価格面では、豚肉供給の安定化などにより、長期的には価格の変動幅は縮小し、安定化に向かうと予測される。
今後の見通しについて、家畜伝染病の影響、飼料価格の変動、豚肉消費の増減などが養豚産業に大きな影響を与える可能性があるとしている。
2007年以降、アフリカ豚熱や豚繁殖・呼吸障害症候群などの家畜伝染病が猛威を振った。現在は大規模な流行は顕在化せず、一見感染拡大が抑えられているようにもみられるが、実態として散発的に種々の病気が発生している状況と考えられる。
また、飼料企業は経営努力によりトウモロコシや大豆などの飼料原料の配合割合を調整するなど、生産コストの削減に努めている。今後のさらなる生産性向上や飼料穀物備蓄の状況によっては、養豚業の生産コストにも影響を及ぼす可能性があると見込まれる。
さらには、今後の経済活動の回復に伴う潜在的な豚肉需要の喚起が見込まれるが、その時期や程度は所得水準の向上の動向などに影響を受ける。一方、長期的には総人口の減少や健康意識の高まりによる動物性タンパク質から植物性タンパク質への消費の変化などといった食の多様化が、豚肉消費に負の影響を与える可能性がある。
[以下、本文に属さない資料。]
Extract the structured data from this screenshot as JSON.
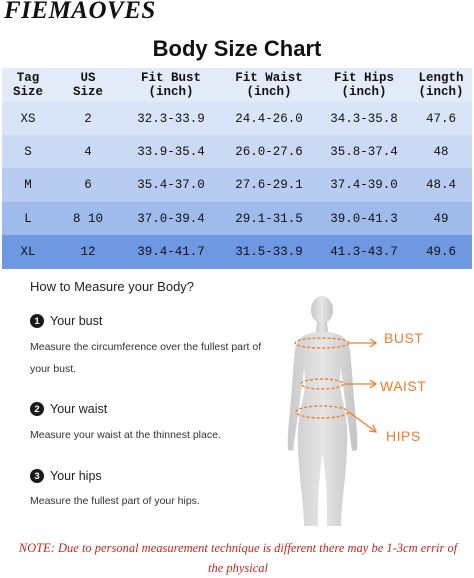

これらの要因などにより、今後の見通しに変更が生じる可能性が懸念されるとしている。
(注1)三菱UFJリサーチ&コンサルティング株式会社「月末・月中平均の為替相場」の2023年5月末TTS相場。
(注2)昨年の報告では、22年対比で1人当たりの年間平均消費量の減少を織り込みつつも、10年後は同年比で消費量は増加するとしている。一方で今回の報告では、食の多様化が進むとしつつも、23年対比で1人当たりの年間平均消費量の増加を前提としながら、消費量では同年比で減少が見込まれている。